Kanunların yayımı onların yürürlüğe girmeleri için gerekli bir şart olduğu hâlde, yeterli değildir. Çünkü yürürlük tarihinin belirlenmesi/bilinmesi gerekmektedir. Kanunlar, genellikle ne zaman yürürlüğe girecekleri konusunda açık bir hükme yer vermektedir. Bu durumda kanun, o tarihte yürürlüğe girmektedir. Bu hüküm, ilgili kanunun yürürlük maddesinde yer almaktadır. Kanunlar genellikle yayımı tarihinde yürürlüğe gireceklerini belirtmektedir. Bazı hâllerde, kanunun yürürlük tarihi olarak yayımı tarihinden başka bir tarih de kararlaştırılabilmektedir. Bu tarih, genellikle gelecekteki bir tarih olmaktadır. Kanunların ne zaman yürürlükten kalktığının bilinmesi de önem taşımaktadır. Bu konuda önemli ve karmaşık sorunlar ortaya çıkmaktadır. Kanunların yürürlükten kalkması, yürürlükten kaldırma, Anayasa Mahkemesinin (yürürlükten) kaldırma/iptal kararı vermesi ve/ya da sürenin sona ermesi sonucunda gerçekleşmektedir. Yürürlükten Kaldırma (İlga Etme): Bir kanunun yürürlükten kalkması çeşitli yollarla olabilmektedir. Bunlardan en doğal olanı ve en sık rastlanılanı, bir kanunu diğer bir kanunun yürürlükten kaldırmasıdır. Kanunlar belirli ihtiyaçları karşılamak amacıyla çıkarılmakta ve bu ihtiyaçları karşılayabildikleri sürece yürürlükte kalmaktadır. Zamanla kanunların eskimesi, günün şartlarına ve ihtiyaçlarına cevap veremeyecek hâle gelmesi durumunda ya yürürlükte olan kanunların bazı hükümlerinin değiştirilmesi yoluna gidilmekte ya da bunların yerine yeni kanunlar çıkarılmaktadır.
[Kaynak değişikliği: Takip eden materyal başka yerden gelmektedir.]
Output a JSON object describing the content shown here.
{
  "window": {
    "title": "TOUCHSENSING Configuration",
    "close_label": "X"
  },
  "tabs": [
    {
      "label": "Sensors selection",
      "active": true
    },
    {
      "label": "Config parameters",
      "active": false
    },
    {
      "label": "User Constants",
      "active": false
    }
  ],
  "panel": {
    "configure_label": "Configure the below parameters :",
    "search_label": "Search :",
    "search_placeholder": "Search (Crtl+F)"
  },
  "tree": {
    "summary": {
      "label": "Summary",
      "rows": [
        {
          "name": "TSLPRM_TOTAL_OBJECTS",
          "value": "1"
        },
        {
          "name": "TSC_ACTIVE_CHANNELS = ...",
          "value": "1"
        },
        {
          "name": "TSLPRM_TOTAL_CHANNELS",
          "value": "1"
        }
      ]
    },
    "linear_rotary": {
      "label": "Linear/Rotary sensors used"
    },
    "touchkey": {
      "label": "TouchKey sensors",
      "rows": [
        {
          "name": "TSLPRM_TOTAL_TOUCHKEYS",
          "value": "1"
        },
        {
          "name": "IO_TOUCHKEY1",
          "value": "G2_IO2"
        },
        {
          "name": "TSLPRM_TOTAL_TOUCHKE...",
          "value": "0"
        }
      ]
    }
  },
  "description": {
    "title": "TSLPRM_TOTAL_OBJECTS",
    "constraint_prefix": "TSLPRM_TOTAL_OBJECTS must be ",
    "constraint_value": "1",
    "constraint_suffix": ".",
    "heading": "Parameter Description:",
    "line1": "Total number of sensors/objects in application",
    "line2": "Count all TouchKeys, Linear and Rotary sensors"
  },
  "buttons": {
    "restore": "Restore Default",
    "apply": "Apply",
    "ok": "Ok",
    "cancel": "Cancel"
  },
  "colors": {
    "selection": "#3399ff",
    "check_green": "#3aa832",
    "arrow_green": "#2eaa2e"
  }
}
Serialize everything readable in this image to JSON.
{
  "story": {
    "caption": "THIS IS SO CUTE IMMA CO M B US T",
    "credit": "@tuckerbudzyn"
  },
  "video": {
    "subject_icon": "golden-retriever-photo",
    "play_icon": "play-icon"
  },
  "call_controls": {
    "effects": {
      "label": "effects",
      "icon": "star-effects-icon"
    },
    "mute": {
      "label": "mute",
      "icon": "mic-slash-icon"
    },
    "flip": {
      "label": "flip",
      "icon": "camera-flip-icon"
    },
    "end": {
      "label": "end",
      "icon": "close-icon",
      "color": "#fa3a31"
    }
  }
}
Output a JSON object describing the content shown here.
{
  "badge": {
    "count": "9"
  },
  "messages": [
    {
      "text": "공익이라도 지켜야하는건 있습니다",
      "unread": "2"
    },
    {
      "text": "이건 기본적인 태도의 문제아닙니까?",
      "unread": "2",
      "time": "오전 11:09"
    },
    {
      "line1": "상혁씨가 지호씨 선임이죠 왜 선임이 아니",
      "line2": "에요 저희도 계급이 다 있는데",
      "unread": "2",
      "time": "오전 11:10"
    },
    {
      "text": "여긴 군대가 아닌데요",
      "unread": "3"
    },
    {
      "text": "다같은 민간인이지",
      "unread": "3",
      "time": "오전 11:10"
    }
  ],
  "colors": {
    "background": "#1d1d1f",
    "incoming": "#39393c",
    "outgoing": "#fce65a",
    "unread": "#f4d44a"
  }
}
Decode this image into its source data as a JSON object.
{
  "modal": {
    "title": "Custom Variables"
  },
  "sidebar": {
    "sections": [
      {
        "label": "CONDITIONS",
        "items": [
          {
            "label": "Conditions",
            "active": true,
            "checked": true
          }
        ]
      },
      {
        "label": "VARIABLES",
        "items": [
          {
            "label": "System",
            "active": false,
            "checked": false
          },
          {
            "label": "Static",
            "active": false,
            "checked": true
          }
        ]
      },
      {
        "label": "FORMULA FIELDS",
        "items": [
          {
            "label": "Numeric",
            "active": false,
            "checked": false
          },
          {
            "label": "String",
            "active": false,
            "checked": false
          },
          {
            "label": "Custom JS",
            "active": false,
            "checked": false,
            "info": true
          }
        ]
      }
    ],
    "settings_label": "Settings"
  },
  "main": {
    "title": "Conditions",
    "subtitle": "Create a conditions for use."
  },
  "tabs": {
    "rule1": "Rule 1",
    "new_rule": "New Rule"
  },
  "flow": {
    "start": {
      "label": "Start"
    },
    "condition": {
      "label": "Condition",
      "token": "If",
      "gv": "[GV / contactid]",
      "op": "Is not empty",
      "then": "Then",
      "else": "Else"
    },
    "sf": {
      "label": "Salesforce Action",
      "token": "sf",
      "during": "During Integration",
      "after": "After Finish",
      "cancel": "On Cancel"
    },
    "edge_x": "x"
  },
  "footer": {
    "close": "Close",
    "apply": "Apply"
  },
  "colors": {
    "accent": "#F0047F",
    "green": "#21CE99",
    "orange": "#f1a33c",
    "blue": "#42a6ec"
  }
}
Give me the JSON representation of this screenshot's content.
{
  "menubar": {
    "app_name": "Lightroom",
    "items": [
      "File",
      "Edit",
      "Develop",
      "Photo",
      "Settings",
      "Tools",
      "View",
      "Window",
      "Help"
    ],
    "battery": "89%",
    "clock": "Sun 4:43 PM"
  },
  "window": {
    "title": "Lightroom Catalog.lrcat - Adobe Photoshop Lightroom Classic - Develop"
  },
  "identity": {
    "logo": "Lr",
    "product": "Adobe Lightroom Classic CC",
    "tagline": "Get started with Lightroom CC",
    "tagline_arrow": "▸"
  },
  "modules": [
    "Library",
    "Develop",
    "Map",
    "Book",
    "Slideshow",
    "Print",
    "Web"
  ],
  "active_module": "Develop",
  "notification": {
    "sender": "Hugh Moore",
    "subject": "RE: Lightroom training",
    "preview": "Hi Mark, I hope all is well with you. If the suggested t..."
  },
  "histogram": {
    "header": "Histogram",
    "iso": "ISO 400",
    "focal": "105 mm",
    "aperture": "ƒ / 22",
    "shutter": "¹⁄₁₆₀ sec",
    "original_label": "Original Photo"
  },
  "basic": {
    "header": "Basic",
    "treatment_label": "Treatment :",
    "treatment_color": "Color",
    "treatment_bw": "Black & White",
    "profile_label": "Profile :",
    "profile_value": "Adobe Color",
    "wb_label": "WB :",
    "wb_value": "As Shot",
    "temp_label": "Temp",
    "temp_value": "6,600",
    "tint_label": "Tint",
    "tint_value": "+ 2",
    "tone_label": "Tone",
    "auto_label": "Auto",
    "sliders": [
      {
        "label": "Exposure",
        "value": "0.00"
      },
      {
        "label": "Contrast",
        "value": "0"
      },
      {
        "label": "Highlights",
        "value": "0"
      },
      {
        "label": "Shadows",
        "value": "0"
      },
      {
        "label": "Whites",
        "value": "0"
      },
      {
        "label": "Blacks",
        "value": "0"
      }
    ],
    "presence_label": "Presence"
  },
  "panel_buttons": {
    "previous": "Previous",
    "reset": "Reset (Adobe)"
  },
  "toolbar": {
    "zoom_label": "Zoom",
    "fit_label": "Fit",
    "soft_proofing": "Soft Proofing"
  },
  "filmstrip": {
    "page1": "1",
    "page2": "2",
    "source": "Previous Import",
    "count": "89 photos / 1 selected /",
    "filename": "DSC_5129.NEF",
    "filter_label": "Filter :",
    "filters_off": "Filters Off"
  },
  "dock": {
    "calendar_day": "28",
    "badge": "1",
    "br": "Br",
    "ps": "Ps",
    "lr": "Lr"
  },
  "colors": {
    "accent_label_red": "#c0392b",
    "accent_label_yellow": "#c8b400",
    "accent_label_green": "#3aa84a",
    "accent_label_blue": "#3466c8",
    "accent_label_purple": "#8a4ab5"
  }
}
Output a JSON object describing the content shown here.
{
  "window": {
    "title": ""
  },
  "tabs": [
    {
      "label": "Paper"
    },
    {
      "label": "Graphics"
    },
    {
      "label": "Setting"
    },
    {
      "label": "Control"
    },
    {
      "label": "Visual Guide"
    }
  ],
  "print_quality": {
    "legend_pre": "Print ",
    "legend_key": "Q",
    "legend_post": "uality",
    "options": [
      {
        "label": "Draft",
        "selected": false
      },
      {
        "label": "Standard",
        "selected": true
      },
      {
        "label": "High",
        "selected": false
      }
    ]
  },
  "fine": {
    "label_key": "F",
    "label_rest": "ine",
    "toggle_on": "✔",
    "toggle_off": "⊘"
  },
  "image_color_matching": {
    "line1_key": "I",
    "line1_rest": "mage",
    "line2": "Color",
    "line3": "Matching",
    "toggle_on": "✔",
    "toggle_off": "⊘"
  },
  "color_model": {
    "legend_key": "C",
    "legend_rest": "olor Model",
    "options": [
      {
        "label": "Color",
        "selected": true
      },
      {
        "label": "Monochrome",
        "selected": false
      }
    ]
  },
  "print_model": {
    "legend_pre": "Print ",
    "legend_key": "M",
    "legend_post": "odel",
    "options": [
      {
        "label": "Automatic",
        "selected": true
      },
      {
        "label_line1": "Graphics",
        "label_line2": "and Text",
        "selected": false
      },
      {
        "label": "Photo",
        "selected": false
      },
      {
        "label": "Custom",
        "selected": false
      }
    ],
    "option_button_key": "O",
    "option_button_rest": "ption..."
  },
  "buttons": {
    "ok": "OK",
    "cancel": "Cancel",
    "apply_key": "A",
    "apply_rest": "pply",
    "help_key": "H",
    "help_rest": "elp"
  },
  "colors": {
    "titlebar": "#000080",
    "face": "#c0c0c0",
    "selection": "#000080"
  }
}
Birinci durumda, yeni çıkarılan kanunla yürürlükteki kanunun bazı maddeleri değiştirilmekte ve yeni hükümler eskilerinin yerine geçmektedir. ‹kinci durumda ise aynı alanda yeni bir kanunun kabulü ve yürürlüğe girmesi hâlinde, eski kanun yürürlükten kalkmakta ve yeni kanun hükümlerinin uygulanması gerekmektedir.

Yürürlükten kaldırma açık (sarih) olabileceği gibi üstü kapalı (zımnî) da olabilmektedir. Bir kanun, Kaldırılan Hükümler başlığı altında getirdiği hükümlerle bir kanunu ya da bir kanunun bazı hükümlerini açık bir biçimde yürürlükten kaldırabilmektedir. Ancak, kanunlarda her zaman bu şekilde açık ifadelere yer verilmemektedir.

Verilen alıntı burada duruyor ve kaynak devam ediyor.